Other early pioneers had their own stories of reincarnation. ATG Group was acquired by J Walter Thompson, and then became part of Mindshare. BrandScience became part of Omnicom. Skunkworks was acquired by Bozell Jacobs, and so forth. In the early years, work was mostly directed at CPG companies, facilitated by the accessibility of syndicated sales data from Nielsen and IRI, and fueled by the large advertising budgets of companies like P&G, Kraft, Coca-Cola and Pepsi.
But no one said this would be easy
Despite the insightful advice of writers like Avinash Kaushik, users of online attribution models still frequently default to flawed methods like last-click attribution. In addition, repeated waves of announcements about inaccurate data have sometimes created an atmosphere of mistrust and questions about transparency, made even worse by the existence of click fraud, especially for desktop video ads.
Meanwhile, questions also emerged about marketing mix models themselves, which some have described as a black box. To some extent, this point of view is understandable. In many cases, the key players in MMM were treating their methods as intellectual property, not to be revealed in too much detail. Each one was essentially claiming that only they had the right approach – and that it was a secret.
And along with the lack of clarity about best practices, questions have also been raised about the appropriate objectives for MMM. In 2009, for example, Bill Harvey of TRA Global cited the experience of Mars candy as evidence that differences in creatives might actually be more important than all other factors combined, including marketing mix. In reality, this is probably true. The proponents of MMM never claimed that creative was unimportant. The question they were asking was different: Once the creative is selected, how should spending for that be allocated across channels? Nonetheless, the pesky questions remained. How, for example, should MMM methods deal with a dataset that includes not only different channels, but also different creatives?
S*** just got real
As recently as 2011, smart people like Laura Desmond of Starcom Mediavest found it reasonable to predict that market mix modeling “will become obsolete,” although Laura admitted to being intentionally provocative in saying so. In my opinion, the latest announcement from Google takes this prediction off the table as a plausible scenario. The ability to match online behavior to POS transactions will surely bring in a whole new wave of marketers that may have looked at MMM as too difficult or too esoteric before.
Perhaps data was never the real problem, nor any of the other many criticisms that have been leveled at MMM over the years. More likely, the real stumbling block has been inertia all along, augmented by unfamiliarity with the art and science of MMM. In many cases, the real question was and is: How does a non-technical marketing leader successfully orchestrate a highly-technical MMM project? That, in fact, is actually the topic of an interesting upcoming webinar, to be co-hosted by my colleague Tapan Khopkar, PhD. (Tapan leads the Advanced Analytics practice at Cartesian Consulting, including MMM.)

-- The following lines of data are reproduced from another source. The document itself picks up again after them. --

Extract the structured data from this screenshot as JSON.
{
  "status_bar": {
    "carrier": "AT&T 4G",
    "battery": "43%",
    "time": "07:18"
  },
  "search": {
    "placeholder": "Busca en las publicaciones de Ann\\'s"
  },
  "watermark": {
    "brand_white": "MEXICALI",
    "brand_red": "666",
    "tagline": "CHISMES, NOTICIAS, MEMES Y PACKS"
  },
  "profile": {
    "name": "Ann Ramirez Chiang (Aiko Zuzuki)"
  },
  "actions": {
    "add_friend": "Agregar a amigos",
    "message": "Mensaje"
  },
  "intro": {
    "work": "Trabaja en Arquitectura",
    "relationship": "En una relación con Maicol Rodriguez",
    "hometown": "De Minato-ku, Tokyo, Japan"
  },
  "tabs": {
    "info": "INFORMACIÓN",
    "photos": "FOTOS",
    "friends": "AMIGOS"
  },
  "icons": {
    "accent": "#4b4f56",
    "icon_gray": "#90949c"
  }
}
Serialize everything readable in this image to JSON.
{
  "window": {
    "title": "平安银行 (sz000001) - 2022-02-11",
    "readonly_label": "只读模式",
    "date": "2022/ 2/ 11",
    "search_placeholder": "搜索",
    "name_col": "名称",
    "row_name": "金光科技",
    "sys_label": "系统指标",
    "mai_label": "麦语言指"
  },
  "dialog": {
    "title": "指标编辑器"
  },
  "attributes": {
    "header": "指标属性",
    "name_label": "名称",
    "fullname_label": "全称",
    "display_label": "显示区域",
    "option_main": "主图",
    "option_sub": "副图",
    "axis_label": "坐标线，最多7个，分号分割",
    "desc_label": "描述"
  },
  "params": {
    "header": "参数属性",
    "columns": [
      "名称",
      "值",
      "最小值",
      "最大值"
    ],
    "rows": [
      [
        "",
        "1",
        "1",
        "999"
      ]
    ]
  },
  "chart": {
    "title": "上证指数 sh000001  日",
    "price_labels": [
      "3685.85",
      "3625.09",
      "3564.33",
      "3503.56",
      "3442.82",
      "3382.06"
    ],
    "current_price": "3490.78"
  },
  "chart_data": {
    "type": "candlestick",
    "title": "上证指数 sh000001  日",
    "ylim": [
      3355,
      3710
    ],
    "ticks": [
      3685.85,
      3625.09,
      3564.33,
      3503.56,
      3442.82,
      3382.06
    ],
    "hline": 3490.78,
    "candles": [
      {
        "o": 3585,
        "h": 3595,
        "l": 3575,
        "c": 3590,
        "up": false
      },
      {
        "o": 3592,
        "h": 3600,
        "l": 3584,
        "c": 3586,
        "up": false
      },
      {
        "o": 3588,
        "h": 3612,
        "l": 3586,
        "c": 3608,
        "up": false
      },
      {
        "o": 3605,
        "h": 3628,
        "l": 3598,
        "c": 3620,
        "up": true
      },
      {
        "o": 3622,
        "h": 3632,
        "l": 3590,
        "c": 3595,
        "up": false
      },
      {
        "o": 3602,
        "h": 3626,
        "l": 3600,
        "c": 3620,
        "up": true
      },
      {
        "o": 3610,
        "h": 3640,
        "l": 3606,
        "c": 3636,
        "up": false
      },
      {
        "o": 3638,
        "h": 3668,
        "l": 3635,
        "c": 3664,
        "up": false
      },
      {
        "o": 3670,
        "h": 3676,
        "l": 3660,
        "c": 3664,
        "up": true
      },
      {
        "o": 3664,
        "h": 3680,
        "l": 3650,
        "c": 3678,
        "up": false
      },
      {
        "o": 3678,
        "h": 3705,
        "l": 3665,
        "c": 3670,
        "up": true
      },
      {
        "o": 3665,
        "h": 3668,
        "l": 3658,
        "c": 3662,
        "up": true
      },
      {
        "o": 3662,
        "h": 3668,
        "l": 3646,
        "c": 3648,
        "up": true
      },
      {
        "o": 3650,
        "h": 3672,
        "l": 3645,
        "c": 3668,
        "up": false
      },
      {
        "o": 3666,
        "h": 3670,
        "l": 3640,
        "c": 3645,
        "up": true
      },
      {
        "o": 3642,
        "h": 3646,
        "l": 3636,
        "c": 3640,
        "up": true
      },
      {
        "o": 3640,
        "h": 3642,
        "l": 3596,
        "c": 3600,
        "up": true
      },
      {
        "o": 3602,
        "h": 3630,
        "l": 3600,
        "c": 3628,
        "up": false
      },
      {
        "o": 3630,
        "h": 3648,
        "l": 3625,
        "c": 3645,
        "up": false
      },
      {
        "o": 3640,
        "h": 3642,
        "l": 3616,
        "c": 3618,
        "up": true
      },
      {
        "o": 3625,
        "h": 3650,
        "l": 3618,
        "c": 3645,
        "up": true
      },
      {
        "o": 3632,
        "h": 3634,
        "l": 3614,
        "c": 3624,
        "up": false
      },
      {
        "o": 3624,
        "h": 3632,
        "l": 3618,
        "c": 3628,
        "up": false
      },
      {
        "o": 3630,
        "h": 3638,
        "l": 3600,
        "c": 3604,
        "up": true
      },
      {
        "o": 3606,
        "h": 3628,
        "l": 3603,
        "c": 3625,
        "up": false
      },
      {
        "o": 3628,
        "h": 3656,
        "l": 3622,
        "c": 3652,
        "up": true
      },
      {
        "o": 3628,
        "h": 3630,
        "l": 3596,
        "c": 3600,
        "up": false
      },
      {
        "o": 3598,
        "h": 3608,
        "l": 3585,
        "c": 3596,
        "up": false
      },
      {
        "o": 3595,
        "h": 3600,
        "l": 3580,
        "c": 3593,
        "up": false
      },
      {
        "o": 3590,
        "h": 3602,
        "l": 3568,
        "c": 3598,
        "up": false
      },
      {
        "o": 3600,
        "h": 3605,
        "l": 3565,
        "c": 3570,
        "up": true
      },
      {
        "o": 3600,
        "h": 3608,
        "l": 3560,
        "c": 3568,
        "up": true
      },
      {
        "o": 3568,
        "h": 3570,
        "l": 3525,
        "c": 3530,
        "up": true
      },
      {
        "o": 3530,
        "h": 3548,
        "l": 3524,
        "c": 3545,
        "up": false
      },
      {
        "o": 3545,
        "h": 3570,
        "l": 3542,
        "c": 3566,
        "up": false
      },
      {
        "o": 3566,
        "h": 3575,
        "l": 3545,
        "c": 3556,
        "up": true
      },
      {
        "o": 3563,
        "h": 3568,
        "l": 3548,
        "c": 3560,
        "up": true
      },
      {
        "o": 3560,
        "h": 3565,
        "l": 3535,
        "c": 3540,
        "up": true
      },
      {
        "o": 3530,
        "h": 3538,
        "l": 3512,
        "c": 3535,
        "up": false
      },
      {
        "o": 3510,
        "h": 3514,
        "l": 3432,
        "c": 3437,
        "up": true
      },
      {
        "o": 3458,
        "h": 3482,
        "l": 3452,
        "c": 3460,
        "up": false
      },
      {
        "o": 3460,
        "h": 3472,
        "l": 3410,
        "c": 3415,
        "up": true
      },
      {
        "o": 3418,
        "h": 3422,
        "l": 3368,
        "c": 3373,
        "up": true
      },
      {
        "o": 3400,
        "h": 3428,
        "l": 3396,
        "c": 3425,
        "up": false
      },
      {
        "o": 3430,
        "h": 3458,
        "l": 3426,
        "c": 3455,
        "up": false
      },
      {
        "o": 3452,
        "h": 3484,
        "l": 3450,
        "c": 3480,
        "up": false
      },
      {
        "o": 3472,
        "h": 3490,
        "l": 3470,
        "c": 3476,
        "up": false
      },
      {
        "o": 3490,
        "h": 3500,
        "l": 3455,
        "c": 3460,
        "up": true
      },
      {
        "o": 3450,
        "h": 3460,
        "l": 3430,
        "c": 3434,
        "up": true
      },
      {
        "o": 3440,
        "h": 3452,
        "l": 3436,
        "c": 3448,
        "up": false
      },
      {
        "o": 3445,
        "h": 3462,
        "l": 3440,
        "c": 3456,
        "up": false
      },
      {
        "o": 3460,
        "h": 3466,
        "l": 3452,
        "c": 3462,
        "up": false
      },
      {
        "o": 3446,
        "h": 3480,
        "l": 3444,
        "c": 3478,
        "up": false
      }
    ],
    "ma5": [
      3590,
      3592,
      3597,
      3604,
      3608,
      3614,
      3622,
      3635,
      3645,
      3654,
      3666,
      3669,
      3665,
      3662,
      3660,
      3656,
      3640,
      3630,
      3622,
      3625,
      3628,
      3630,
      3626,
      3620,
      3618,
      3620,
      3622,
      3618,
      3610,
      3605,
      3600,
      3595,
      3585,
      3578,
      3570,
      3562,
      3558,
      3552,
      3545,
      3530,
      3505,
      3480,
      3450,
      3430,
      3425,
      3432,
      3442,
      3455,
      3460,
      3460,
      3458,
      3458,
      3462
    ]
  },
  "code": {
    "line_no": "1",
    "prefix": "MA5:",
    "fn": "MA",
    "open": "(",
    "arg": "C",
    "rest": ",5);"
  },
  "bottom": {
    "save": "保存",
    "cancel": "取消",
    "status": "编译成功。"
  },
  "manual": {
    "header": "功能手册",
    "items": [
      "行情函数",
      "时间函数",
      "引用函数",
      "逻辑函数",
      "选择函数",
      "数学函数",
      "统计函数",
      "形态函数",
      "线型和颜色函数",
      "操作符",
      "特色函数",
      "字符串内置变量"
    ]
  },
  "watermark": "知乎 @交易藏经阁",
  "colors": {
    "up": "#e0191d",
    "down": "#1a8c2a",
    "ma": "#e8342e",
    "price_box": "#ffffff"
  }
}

One way or another, marketing mix modeling seems positioned for another Renaissance. The innovators and early adopters have already blazed the trail, and the latest announcements from Google and Facebook will likely usher in an early majority phase. Needless to say, when it comes to marketing, late majority is not a good place to be. In short, if you’ve been thinking that you should “look into MMM someday,” then maybe someday has just arrived.